Als stedebouwkundige is Berlage vooral bekend vanwege het door hem ontworpen Plan Zuid, de grote uitbreiding van Amsterdam. Hij liet zich inspireren door de ruime boulevards die Haussmann in Parijs had aangelegd. “Anders dan het historische Amsterdam, dat schilderachtig van karakter is, zal de nieuwe stad monumentaal moeten zijn”, schreef hij. Een eerste ontwerp, uit 1904, werd goedgekeurd door de gemeenteraad maar niet uitgevoerd. Elf jaar later kreeg Berlage een herkansing, en ditmaal werden zijn plannen wel gerealiseerd. Het was onder andere te danken aan Michel de Klerk, de voorman van de Amsterdamse School, dat Berlages brede lanen bebouwd werden met sierlijke woonblokken. Hoewel Berlage geen voorstander was van de architectuur van de Amsterdamse School, bewonderde hij het vermogen van De Klerk c.s. om blokken te ontwerpen die massaal waren, maar door hun detaillering niet zo oogden. Later volgden ook architecten van de Nieuwe Zakelijkheid; het is de verdienste van de opzet van het plan van Berlage dat de verschillende stromingen elkaar niet in de weg staan, maar letterlijk de ruimte krijgen.
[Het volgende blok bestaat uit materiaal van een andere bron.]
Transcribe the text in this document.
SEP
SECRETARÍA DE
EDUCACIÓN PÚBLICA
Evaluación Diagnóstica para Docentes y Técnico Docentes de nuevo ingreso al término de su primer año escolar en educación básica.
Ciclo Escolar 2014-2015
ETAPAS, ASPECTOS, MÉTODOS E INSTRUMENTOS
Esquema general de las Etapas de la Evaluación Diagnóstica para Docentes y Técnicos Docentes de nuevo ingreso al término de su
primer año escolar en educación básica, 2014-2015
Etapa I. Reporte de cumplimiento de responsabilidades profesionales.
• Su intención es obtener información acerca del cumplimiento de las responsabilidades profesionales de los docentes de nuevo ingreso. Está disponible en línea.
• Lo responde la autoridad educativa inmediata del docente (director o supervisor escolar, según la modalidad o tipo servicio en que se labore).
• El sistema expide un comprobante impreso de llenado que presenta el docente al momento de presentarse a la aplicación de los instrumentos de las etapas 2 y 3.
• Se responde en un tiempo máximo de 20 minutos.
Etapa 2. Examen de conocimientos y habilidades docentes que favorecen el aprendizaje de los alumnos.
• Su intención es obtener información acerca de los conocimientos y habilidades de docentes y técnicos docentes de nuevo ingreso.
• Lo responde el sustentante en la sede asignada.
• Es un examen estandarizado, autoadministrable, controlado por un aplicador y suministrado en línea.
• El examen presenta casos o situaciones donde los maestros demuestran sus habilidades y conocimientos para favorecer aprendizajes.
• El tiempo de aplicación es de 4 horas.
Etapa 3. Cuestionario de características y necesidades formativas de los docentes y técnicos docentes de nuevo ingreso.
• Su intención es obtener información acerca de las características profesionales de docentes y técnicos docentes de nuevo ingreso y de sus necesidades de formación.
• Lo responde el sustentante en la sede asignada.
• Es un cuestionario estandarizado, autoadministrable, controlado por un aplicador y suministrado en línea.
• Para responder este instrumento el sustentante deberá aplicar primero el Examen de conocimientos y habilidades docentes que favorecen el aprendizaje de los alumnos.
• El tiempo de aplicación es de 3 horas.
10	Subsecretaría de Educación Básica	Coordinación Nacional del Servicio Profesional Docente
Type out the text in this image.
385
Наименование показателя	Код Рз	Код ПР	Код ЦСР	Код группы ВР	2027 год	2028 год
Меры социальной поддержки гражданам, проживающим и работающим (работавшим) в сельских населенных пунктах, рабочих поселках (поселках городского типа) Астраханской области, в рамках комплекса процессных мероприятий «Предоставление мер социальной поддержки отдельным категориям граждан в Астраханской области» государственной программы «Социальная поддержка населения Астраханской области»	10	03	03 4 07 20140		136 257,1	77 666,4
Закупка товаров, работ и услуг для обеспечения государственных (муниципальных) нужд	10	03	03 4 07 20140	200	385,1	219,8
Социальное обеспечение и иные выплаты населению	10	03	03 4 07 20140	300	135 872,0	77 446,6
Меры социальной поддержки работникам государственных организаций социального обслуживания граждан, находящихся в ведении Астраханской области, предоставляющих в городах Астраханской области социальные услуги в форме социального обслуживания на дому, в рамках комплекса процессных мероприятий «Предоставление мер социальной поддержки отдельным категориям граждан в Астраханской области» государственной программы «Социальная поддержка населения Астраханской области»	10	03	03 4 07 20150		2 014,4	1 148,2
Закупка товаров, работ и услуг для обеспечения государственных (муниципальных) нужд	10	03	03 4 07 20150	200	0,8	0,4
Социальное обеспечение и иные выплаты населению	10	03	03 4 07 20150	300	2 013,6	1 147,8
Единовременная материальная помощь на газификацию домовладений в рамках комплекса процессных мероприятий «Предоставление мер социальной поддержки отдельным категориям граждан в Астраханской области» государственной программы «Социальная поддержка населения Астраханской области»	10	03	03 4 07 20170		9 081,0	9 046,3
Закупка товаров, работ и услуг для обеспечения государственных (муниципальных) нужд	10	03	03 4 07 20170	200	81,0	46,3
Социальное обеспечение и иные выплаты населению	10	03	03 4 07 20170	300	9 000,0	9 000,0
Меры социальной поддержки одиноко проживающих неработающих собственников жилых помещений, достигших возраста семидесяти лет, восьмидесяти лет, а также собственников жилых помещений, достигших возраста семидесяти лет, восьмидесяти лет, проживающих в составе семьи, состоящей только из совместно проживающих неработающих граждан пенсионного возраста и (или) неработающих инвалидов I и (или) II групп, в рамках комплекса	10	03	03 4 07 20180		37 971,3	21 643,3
Het project duurde tot in de jaren dertig, al werden sommige plekken pas in de jaren zestig bebouwd; al in 1927 had de voorzitter van de begeleidende Commissie Zuid gezegd dat “er in Zuid een stad groeit, die zoo mooi kan worden als misschien nergens bestaat”.

Berlage hield zich zijn leven lang bezig met het ontwerpen van meubelen en andere voorwerpen. Van veel gebouwen die hij bouwde, tekende hij ook het interieur. Daarnaast ontwierp hij boekbanden en schreef hij veel over architectuur, vormgeving en sociale woningbouw. Ook bleef hij reizen, onder andere naar de Sovjetunie en de Verenigde Staten; in 1923 bezocht hij Nederlands-Indië.

Berlages laatste werk is volgens velen ook zijn mooiste. In oktober 1918 besloot de Haagse gemeenteraad dat er een museum gebouwd zou worden om de gemeentelijke kunstcollecties te huisvesten. Berlage werd gevraagd het museum te ontwerpen; hij leverde in februari 1919 zijn eerste schetsen in, voor een gebouw dat in de verste verte niet lijkt op dat wat uiteindelijk gebouwd zou worden. Hoewel de eerste tekeningen nog een gebouw met zijvleugels rond een enorme koepel te zien geven, is het uiteindelijk uitgevoerde ontwerp een strak geometrisch geheel. Het Haags Gemeentemuseum werd geopend in 1935, een jaar na Berlages dood.